Kate Keller: For how long?
Annie Sullivan: Until she learns to listen to and depend on me.
Captain Arthur Keller: Miss Sullivan...
Annie Sullivan: Captain Keller, it meets both of your conditions. It's the one way I can get back in touch with Helen, and I don't see how I can be rude to you again if you're not around to interfere with me.
Captain Arthur Keller: And what's your plan if I say no? Pack the other half for home and abandon your charge to... to...

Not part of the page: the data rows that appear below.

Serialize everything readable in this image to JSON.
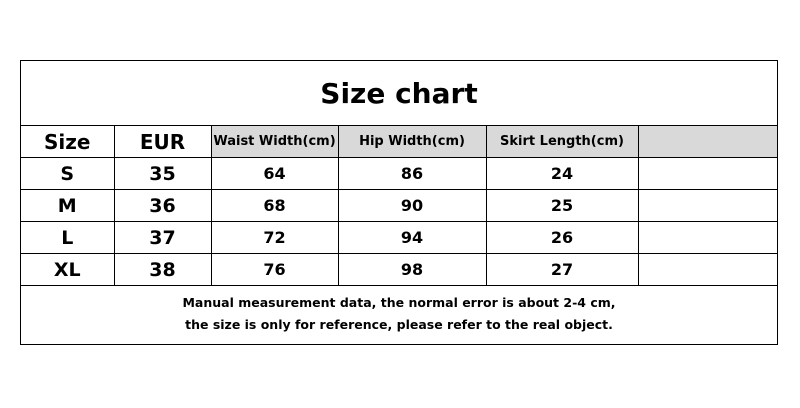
{
  "title": "Size chart",
  "headers": [
    "Size",
    "EUR",
    "Waist Width(cm)",
    "Hip Width(cm)",
    "Skirt Length(cm)",
    ""
  ],
  "rows": [
    [
      "S",
      "35",
      "64",
      "86",
      "24",
      ""
    ],
    [
      "M",
      "36",
      "68",
      "90",
      "25",
      ""
    ],
    [
      "L",
      "37",
      "72",
      "94",
      "26",
      ""
    ],
    [
      "XL",
      "38",
      "76",
      "98",
      "27",
      ""
    ]
  ],
  "note_lines": [
    "Manual measurement data, the normal error is about 2-4 cm,",
    "the size is only for reference, please refer to the real object."
  ],
  "colors": {
    "header_grey": "#d9d9d9",
    "border": "#000000"
  }
}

Annie Sullivan: The asylum? I grew up in such an asylum, the State Alms House. Rats? Why, my brother Jimmy and I used to play with the rats because we didn't have any toys. Maybe you'd like to know what Helen will find there, not on visiting days. One ward was full of the old women. Crippled, blind, most of them dying, but even if what they had was catching, there was nowhere else to move them. That's where they put us. Then there were younger ones across the hall, prostitutes mostly, with TB and epileptic fits. And some of the kind that keep after other girls, especially the young ones. And some were just insane. Some had the DTs. Then there were girls in another ward to have babies they didn't want. They started at thirteen, fourteen. They left afterwards, but the babies stayed. We played with them, too. There were a lot of them, with sores all over from diseases you're not supposed to talk about.